Pani Magloire była małą staruszką, siwą, tłustą, zażywną, wiecznie zajętą, wiecznie
zadyszaną, gdyż była z natury ruchliwa, a poza tym miała astmę.
Wprowadzono księdza Myriela do pałacu biskupiego z wszelkimi honorami, jakie
przepisywały dekrety cesarskie, stawiające biskupów w stopniu tuż po marszałkach polnych.
Mer i prezydent pierwsi pośpieszyli z odwiedzinami, on zaś ze swej strony złożył pierwszą
wizytę generałowi i prefektowi.
Nowy biskup objął więc swą stolicę i miasto oczekiwało ciekawie, jak zacznie rządzić.
Ksiądz Myriel zostaje biskupem Benvenuto
Pałac biskupi w Digne przylegał do szpitala.
Był to pałac piękny i rozległy, zbudowany z kamienia na początku zeszłego stulecia przez
księdza Henryka Pugeta, doktora teologii fakultetu paryskiego, opata w Simore i biskupa w
Digne w 1712 roku. Pałac ten był siedzibą prawdziwie pańską. Wszystko tu było wspaniałe:
pokoje biskupie, salony, pokoje gościnne, rozległy dziedziniec z podcieniami na starą modłę
florencką, ogrody pełne przepysznych drzew. W jadalni, długiej i świetnej galerii, znajdującej
się na parterze, z drzwiami otwierającymi się na ogrody, ksiądz Henryk Puget wyprawił
ceremonialną ucztę 29 lipca 1714 roku dla ich ekscelencji Karola Brûlart de Genlis, księcia
arcybiskupa z Embrun, Antoniego Mesgrigny, kapucyna, biskupa z Grasse, Filipa de
Vendôme, wielkiego jałmużnika Francji, opata z Saint-Honore de Lerins, Franciszka de Berton de Grillon,
biskupa barona de Vence, Cezara Sabran de Forcalguier, biskupa pana na
Glandeve, i Jana Soanen, kapelana i kaznodziei królewskiego, biskupa pana na Senez;
portrety tych siedmiu dostojników kościoła ozdabiały salę, a pamiętna data 29 lipca 1714
roku wyryta była złotymi literami na białej marmurowej tablicy.

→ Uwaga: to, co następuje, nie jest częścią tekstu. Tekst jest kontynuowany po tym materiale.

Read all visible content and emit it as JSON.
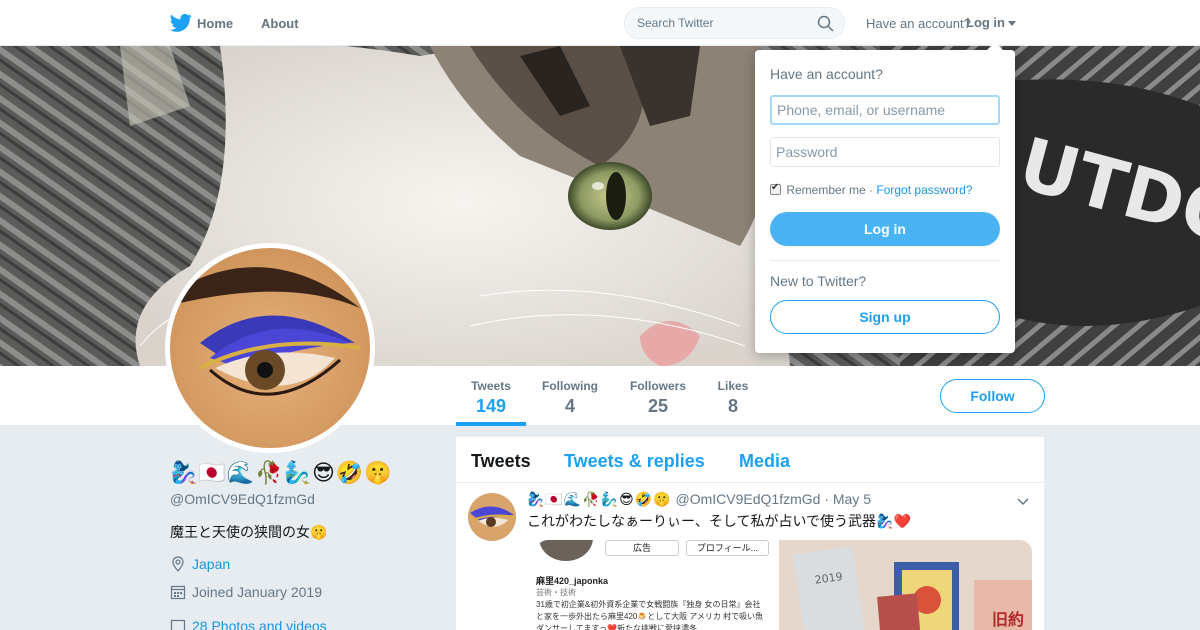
{
  "nav": {
    "home_label": "Home",
    "about_label": "About",
    "search_placeholder": "Search Twitter",
    "have_account": "Have an account?",
    "login_label": "Log in",
    "brand_color": "#1da1f2"
  },
  "profile": {
    "display_name": "🧞‍♀️🇯🇵🌊🥀🧞‍♂️😎🤣🤫",
    "handle": "@OmICV9EdQ1fzmGd",
    "bio": "魔王と天使の狭間の女🤫",
    "location": "Japan",
    "joined": "Joined January 2019",
    "photos": "28 Photos and videos"
  },
  "stats": [
    {
      "label": "Tweets",
      "value": "149",
      "active": true
    },
    {
      "label": "Following",
      "value": "4",
      "active": false
    },
    {
      "label": "Followers",
      "value": "25",
      "active": false
    },
    {
      "label": "Likes",
      "value": "8",
      "active": false
    }
  ],
  "follow_label": "Follow",
  "timeline": {
    "tabs": [
      "Tweets",
      "Tweets & replies",
      "Media"
    ],
    "tweet": {
      "name": "🧞‍♀️🇯🇵🌊🥀🧞‍♂️😎🤣🤫",
      "handle": "@OmICV9EdQ1fzmGd",
      "date": "May 5",
      "text": "これがわたしなぁーりぃー、そして私が占いで使う武器🧞‍♀️❤️",
      "media1": {
        "btn_ad": "広告",
        "btn_profile": "プロフィール...",
        "name": "麻里420_japonka",
        "sub": "芸術・技術",
        "body": "31歳で初企業&初外資系企業で女戦闘族『独身 女の日常』会社と家を一歩外出たら麻里420🍮として大阪 アメリカ 村で吸い魚ダンサーしてますっ❤️新たな挑戦に愛挟濃冬..."
      }
    }
  },
  "login": {
    "title": "Have an account?",
    "username_placeholder": "Phone, email, or username",
    "password_placeholder": "Password",
    "remember": "Remember me",
    "separator": " · ",
    "forgot": "Forgot password?",
    "login_button": "Log in",
    "new_to": "New to Twitter?",
    "signup_button": "Sign up"
  }
}
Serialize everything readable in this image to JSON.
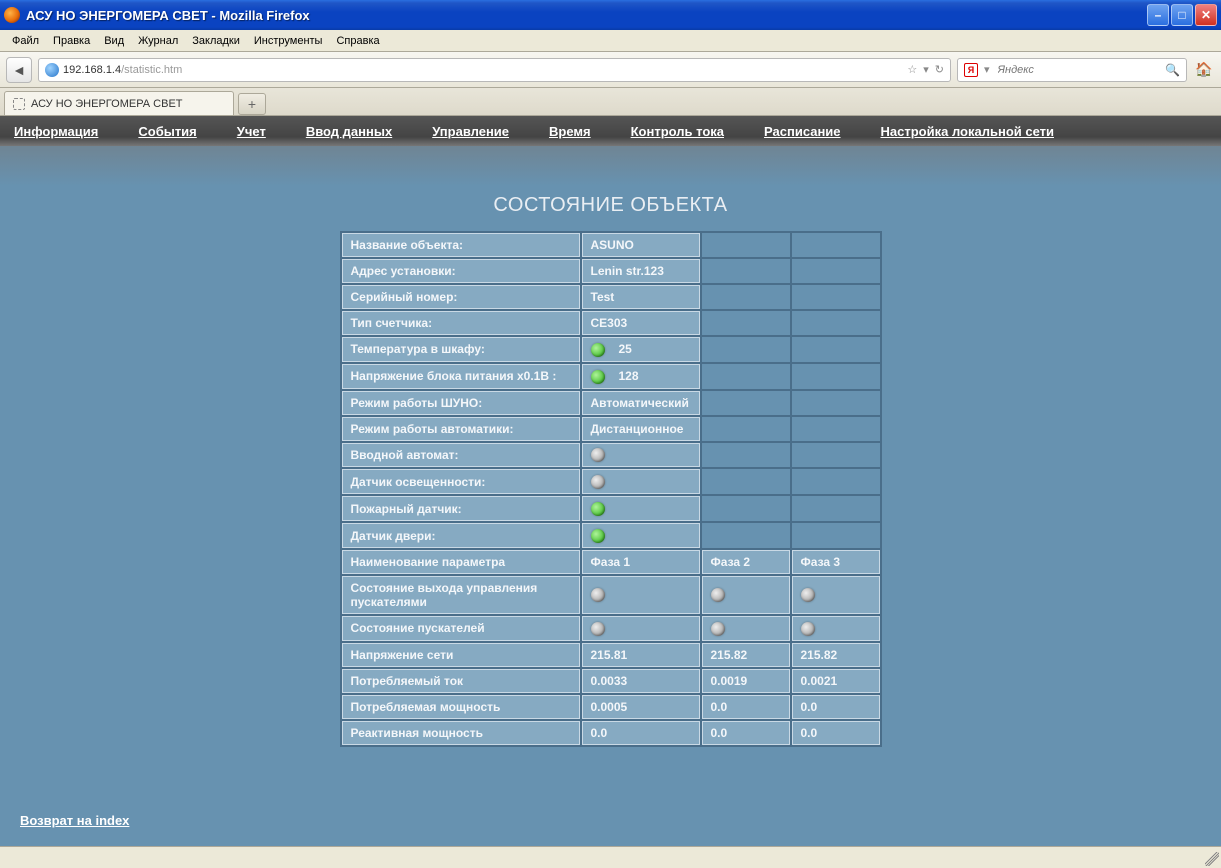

Szpital był wąskim i niskim domem, z jednym tylko piętrem i małym ogródkiem.
W trzy dni po przyjeździe biskup zwiedził szpital. Po skończonej wizytacji kazał poprosić
do siebie dyrektora.
– Panie dyrektorze – zapytał – ilu w tej chwili macie chorych?
– Dwudziestu sześciu, ekscelencjo.
[ Pobierz całość w formacie PDF ]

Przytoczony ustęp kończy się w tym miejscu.